Type: Oral
Session: 114. Sickle Cell Disease, Sickle Cell Trait, and Other Hemoglobinopathies, Excluding Thalassemias: Clinical and Epidemiological: Therapeutic Advances in Sickle Cell Disease
Hematology Disease Topics & Pathways:
Research, Sickle Cell Disease, Adult, Epidemiology, Clinical Research, Hemoglobinopathies, Diseases, Treatment Considerations, Non-Biological therapies, Surgical, Technology and Procedures, Study Population, Human, Machine learning
Methods: The study included SCD patients that underwent HCT at the National Institutes of Health Clinical Center, between Sept 2004 and February 2020 (NCT#00061568, NCT#00977691, NCT#02105766 and NCT#03077542). 73 covariates (demographics, echo, electrocardiogram (EKG), vitals, laboratory, and pulmonary function tests) were considered as candidate risk factors for mortality and transplant failure after high missingness exclusion. The primary outcome was all-cause mortality ascertained by the date between consent date and the date of last follow-up, proxy interview, medical records, National Death Index, and Social Security Death Index search. We used a two-step statistical ML approach to select top influential covariates for mortality, including random survival forest and regularized-Cox regression. A risk score based on stepwise Cox regression was developed and further validated for transplant event prediction, which was defined as graft failure by the return of acute complication of SCD or death (whichever occurred first). The feature selection was based upon 95 patients and ML-model was evaluated on all patients with available final selected risk factors (N=111).
Results: A total of 111 SCD patients (median age [IQR]: 31.8 [24.7 – 37.8]) underwent HCT, 74 (67%) with a fully HLA-matched related donor. 17 deaths (15.3%) were observed with a median follow-up of 6.9 years. Multivariable-based regression identified 4 independent predictors of mortality: blood urea nitrogen (BUN), red cell distribution width (RDW), lactate dehydrogenase (LDH), and reticulocyte absolute count. The risk score was calculated by summing up the predictors with dichotomization and equal weight. Our prognostic risk score had superior performance with a C-statistic of 0.842 compared to 0.679 with the classic HCT-comorbidity index (HCT-CI) based on the 95 model construct cohort. The C-statistic of 0.815 on the cohort of 111 validated its robustness. The model stratified the cohort into four groups with significantly different 4-year mortality rates of 0%, 3.2%, 7.9% and 66.7%, corresponding to risk scores of 0, 1, 2, and 3, respectively. There were 27 graft failures with a higher mortality compared to those engrafted (40.7% vs. 7.1%). Besides the mortality stratification, the score could also identify patients’ risk of transplant failure with 4-year disease progression estimates of 9.1%, 22%, 32.8% and 74.1%, respectively.

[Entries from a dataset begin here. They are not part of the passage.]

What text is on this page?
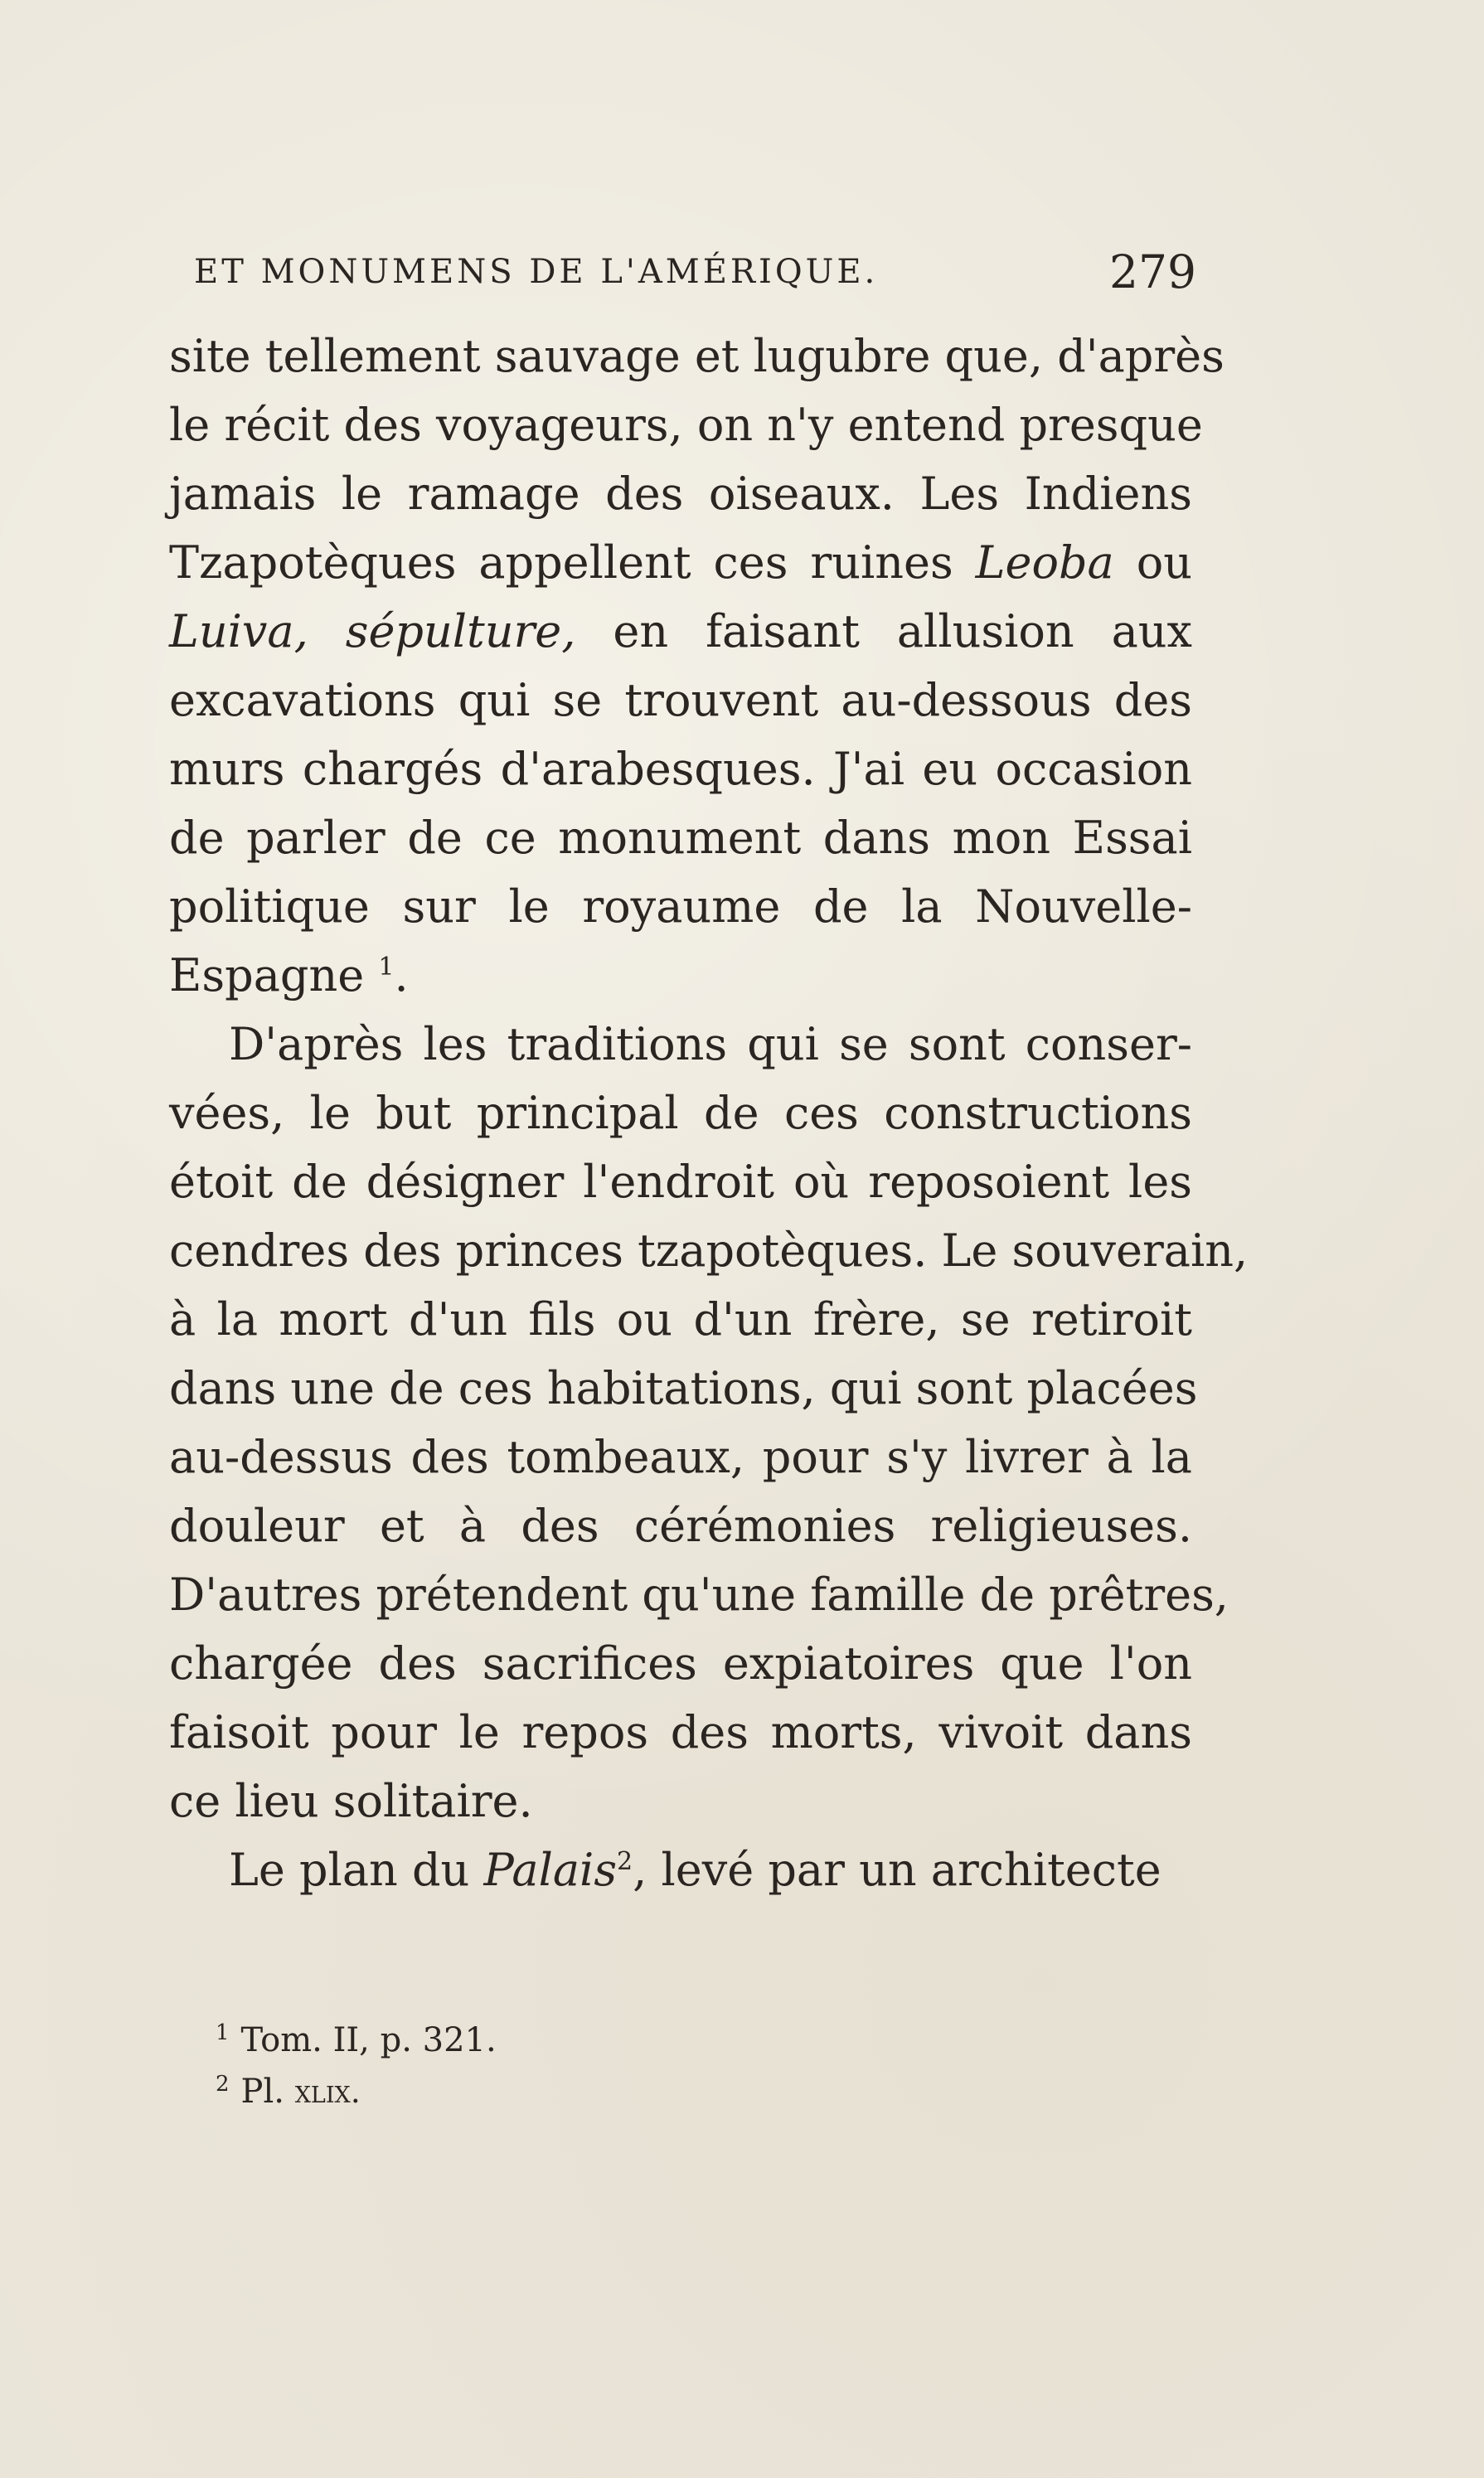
ET MONUMENS DE L'AMÉRIQUE.	279
site tellement sauvage et lugubre que, d'après
le récit des voyageurs, on n'y entend presque
jamais le ramage des oiseaux. Les Indiens
Tzapotèques appellent ces ruines Leoba ou
Luiva, sépulture, en faisant allusion aux
excavations qui se trouvent au-dessous des
murs chargés d'arabesques. J'ai eu occasion
de parler de ce monument dans mon Essai
politique sur le royaume de la Nouvelle-
Espagne $^1$.
D'après les traditions qui se sont conser-
vées, le but principal de ces constructions
étoit de désigner l'endroit où reposoient les
cendres des princes tzapotèques. Le souverain,
à la mort d'un fils ou d'un frère, se retiroit
dans une de ces habitations, qui sont placées
au-dessus des tombeaux, pour s'y livrer à la
douleur et à des cérémonies religieuses.
D'autres prétendent qu'une famille de prêtres,
chargée des sacrifices expiatoires que l'on
faisoit pour le repos des morts, vivoit dans
ce lieu solitaire.
Le plan du Palais$^2$, levé par un architecte
$^1$ Tom. II, p. 321.
$^2$ Pl. xlix.
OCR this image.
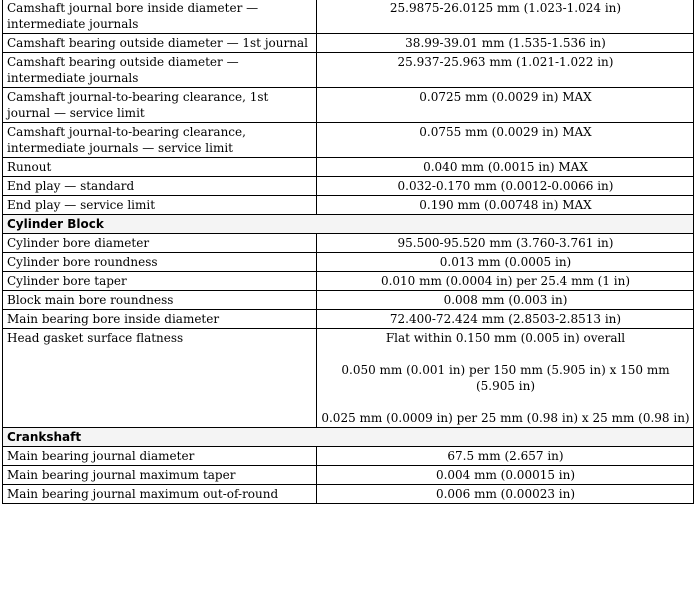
Camshaft journal bore inside diameter — intermediate journals	25.9875-26.0125 mm (1.023-1.024 in)

Camshaft bearing outside diameter — 1st journal	38.99-39.01 mm (1.535-1.536 in)

Camshaft bearing outside diameter — intermediate journals	25.937-25.963 mm (1.021-1.022 in)

Camshaft journal-to-bearing clearance, 1st journal — service limit	0.0725 mm (0.0029 in) MAX

Camshaft journal-to-bearing clearance, intermediate journals — service limit	0.0755 mm (0.0029 in) MAX

Runout	0.040 mm (0.0015 in) MAX

End play — standard	0.032-0.170 mm (0.0012-0.0066 in)

End play — service limit	0.190 mm (0.00748 in) MAX

Cylinder Block	
Cylinder bore diameter	95.500-95.520 mm (3.760-3.761 in)

Cylinder bore roundness	0.013 mm (0.0005 in)

Cylinder bore taper	0.010 mm (0.0004 in) per 25.4 mm (1 in)

Block main bore roundness	0.008 mm (0.003 in)

Main bearing bore inside diameter	72.400-72.424 mm (2.8503-2.8513 in)

Head gasket surface flatness	Flat within 0.150 mm (0.005 in) overall
0.050 mm (0.001 in) per 150 mm (5.905 in) x 150 mm (5.905 in)
0.025 mm (0.0009 in) per 25 mm (0.98 in) x 25 mm (0.98 in)

Crankshaft	
Main bearing journal diameter	67.5 mm (2.657 in)

Main bearing journal maximum taper	0.004 mm (0.00015 in)

Main bearing journal maximum out-of-round	0.006 mm (0.00023 in)
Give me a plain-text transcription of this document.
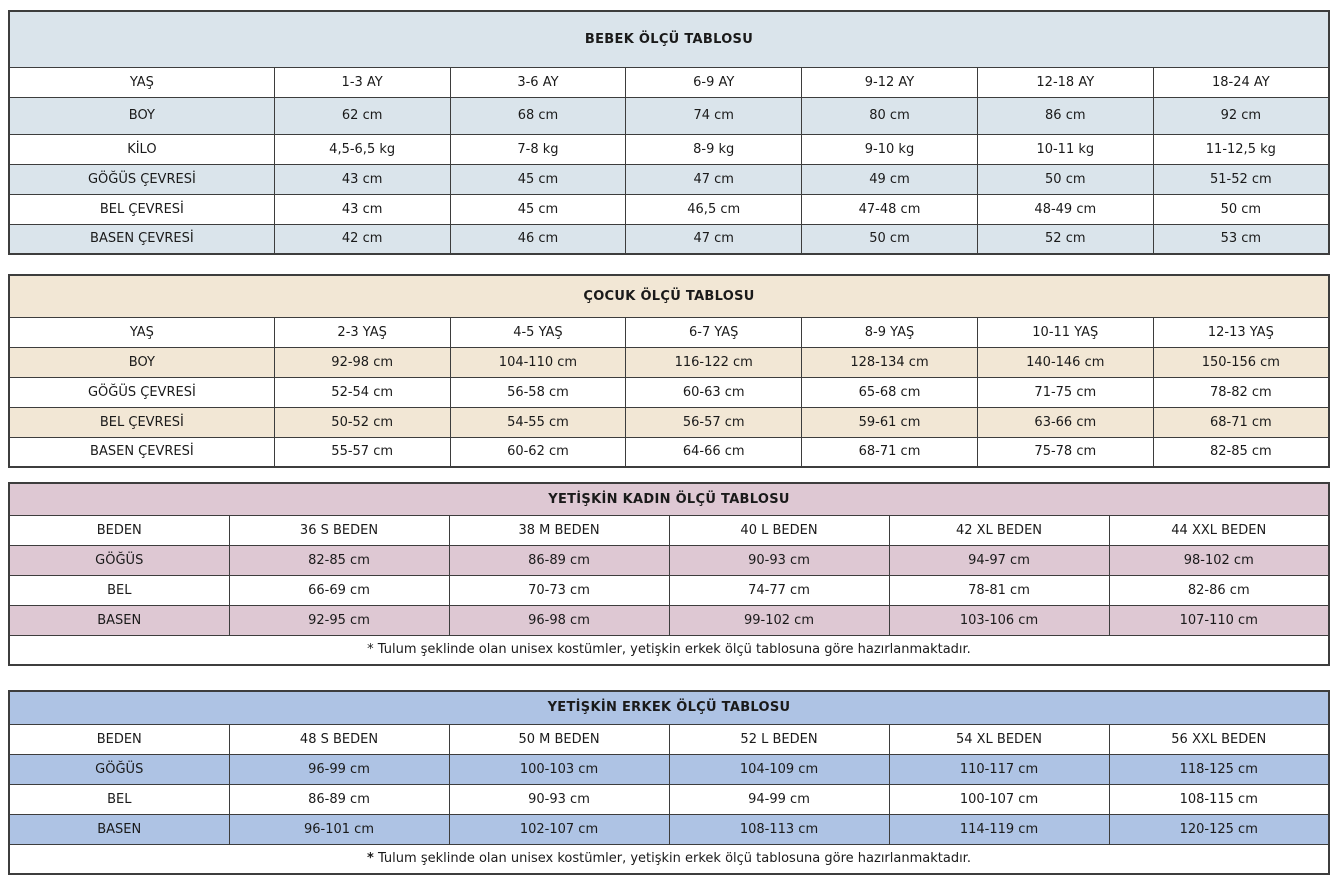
BEBEK ÖLÇÜ TABLOSU						
YAŞ	1-3 AY	3-6 AY	6-9 AY	9-12 AY	12-18 AY	18-24 AY
BOY	62 cm	68 cm	74 cm	80 cm	86 cm	92 cm
KİLO	4,5-6,5 kg	7-8 kg	8-9 kg	9-10 kg	10-11 kg	11-12,5 kg
GÖĞÜS ÇEVRESİ	43 cm	45 cm	47 cm	49 cm	50 cm	51-52 cm
BEL ÇEVRESİ	43 cm	45 cm	46,5 cm	47-48 cm	48-49 cm	50 cm
BASEN ÇEVRESİ	42 cm	46 cm	47 cm	50 cm	52 cm	53 cm
ÇOCUK ÖLÇÜ TABLOSU						
YAŞ	2-3 YAŞ	4-5 YAŞ	6-7 YAŞ	8-9 YAŞ	10-11 YAŞ	12-13 YAŞ
BOY	92-98 cm	104-110 cm	116-122 cm	128-134 cm	140-146 cm	150-156 cm
GÖĞÜS ÇEVRESİ	52-54 cm	56-58 cm	60-63 cm	65-68 cm	71-75 cm	78-82 cm
BEL ÇEVRESİ	50-52 cm	54-55 cm	56-57 cm	59-61 cm	63-66 cm	68-71 cm
BASEN ÇEVRESİ	55-57 cm	60-62 cm	64-66 cm	68-71 cm	75-78 cm	82-85 cm
YETİŞKİN KADIN ÖLÇÜ TABLOSU					
BEDEN	36 S BEDEN	38 M BEDEN	40 L BEDEN	42 XL BEDEN	44 XXL BEDEN
GÖĞÜS	82-85 cm	86-89 cm	90-93 cm	94-97 cm	98-102 cm
BEL	66-69 cm	70-73 cm	74-77 cm	78-81 cm	82-86 cm
BASEN	92-95 cm	96-98 cm	99-102 cm	103-106 cm	107-110 cm
* Tulum şeklinde olan unisex kostümler, yetişkin erkek ölçü tablosuna göre hazırlanmaktadır.					
YETİŞKİN ERKEK ÖLÇÜ TABLOSU					
BEDEN	48 S BEDEN	50 M BEDEN	52 L BEDEN	54 XL BEDEN	56 XXL BEDEN
GÖĞÜS	96-99 cm	100-103 cm	104-109 cm	110-117 cm	118-125 cm
BEL	86-89 cm	90-93 cm	94-99 cm	100-107 cm	108-115 cm
BASEN	96-101 cm	102-107 cm	108-113 cm	114-119 cm	120-125 cm
* Tulum şeklinde olan unisex kostümler, yetişkin erkek ölçü tablosuna göre hazırlanmaktadır.					
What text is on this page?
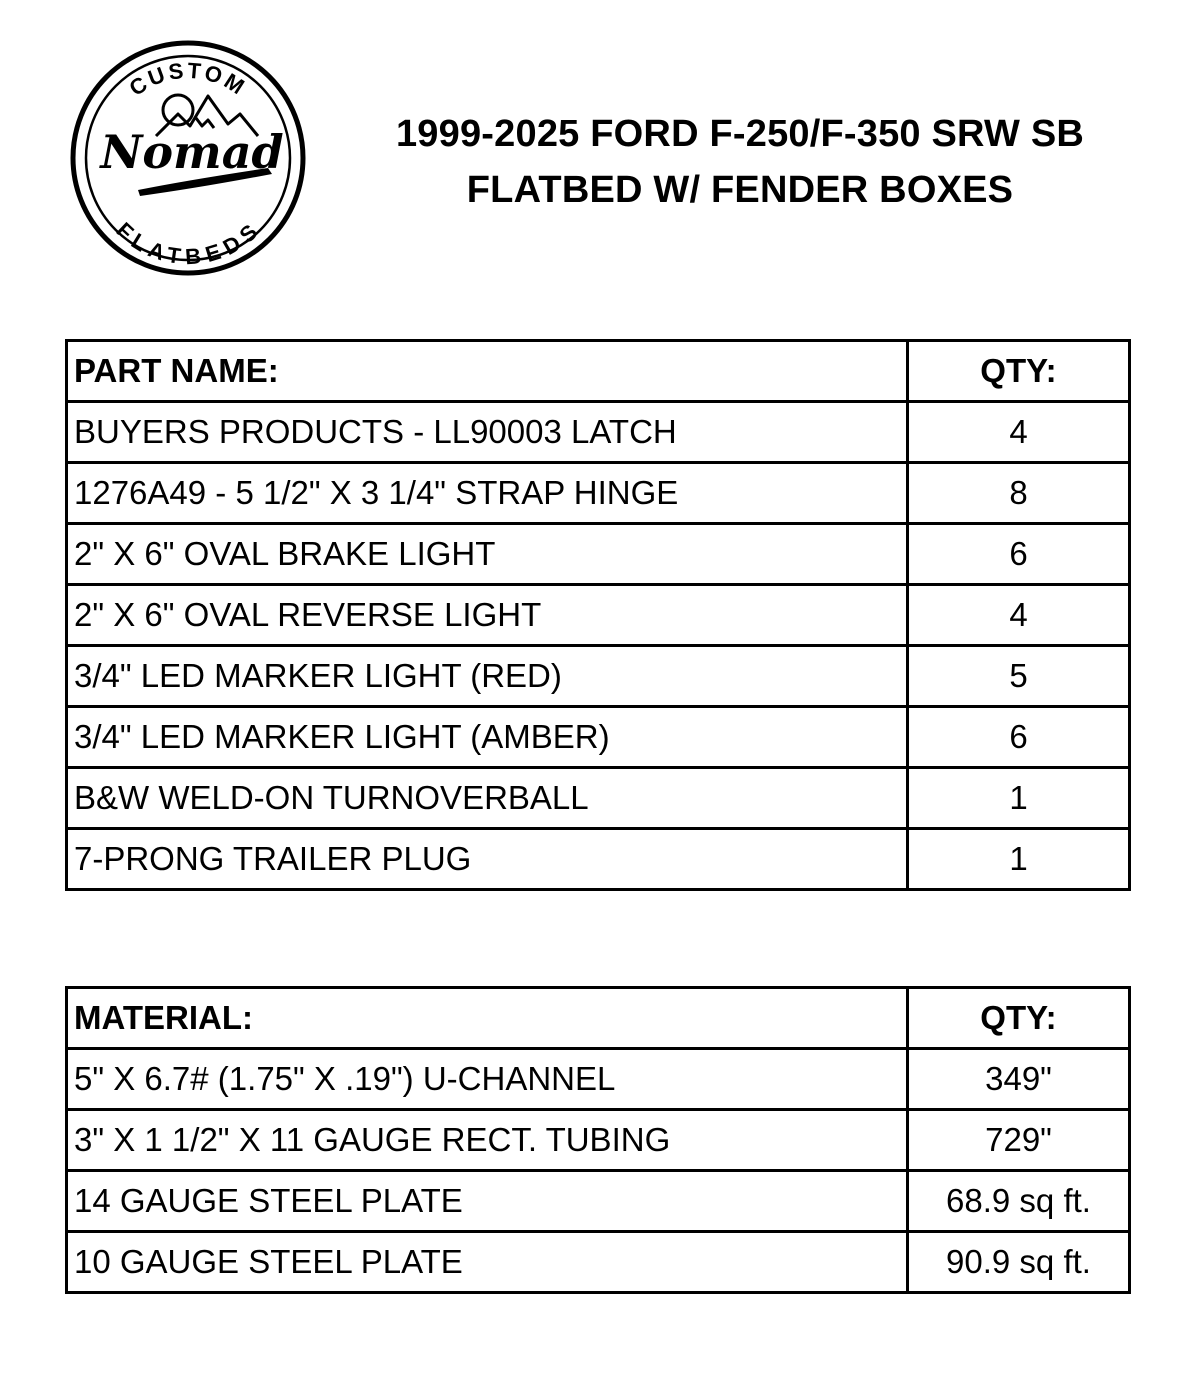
CUSTOM
FLATBEDS
Nomad	1999-2025 FORD F-250/F-350 SRW SB
FLATBED W/ FENDER BOXES
PART NAME:	QTY:
BUYERS PRODUCTS - LL90003 LATCH	4
1276A49 - 5 1/2" X 3 1/4" STRAP HINGE	8
2" X 6" OVAL BRAKE LIGHT	6
2" X 6" OVAL REVERSE LIGHT	4
3/4" LED MARKER LIGHT (RED)	5
3/4" LED MARKER LIGHT (AMBER)	6
B&W WELD-ON TURNOVERBALL	1
7-PRONG TRAILER PLUG	1
MATERIAL:	QTY:
5" X 6.7# (1.75" X .19") U-CHANNEL	349"
3" X 1 1/2" X 11 GAUGE RECT. TUBING	729"
14 GAUGE STEEL PLATE	68.9 sq ft.
10 GAUGE STEEL PLATE	90.9 sq ft.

Conclusion: Based on a cohort of 111 SCD patients, our ML workflow identified BUN, LDH, RDW, and absolute reticulocyte count, alongside the transplant donor type, that were associated with both mortality and transplant outcomes. The results highlighted the importance of red blood cell and renal health as risk factors for HCT. The proposed risk prediction workflow outperformed the established HCT-CI index. Given the heterogeneity in SCD severity and patient phenotypes among different centers, we recommend implementing the ML workflow, rather than the specific biomarkers identified, for tailored center-specific risk identification. The workflow is both versatile and adaptable for risk stratification and could be a useful decision-making tool in the selection of SCD candidates for HCT.
Disclosures: No relevant conflicts of interest to declare.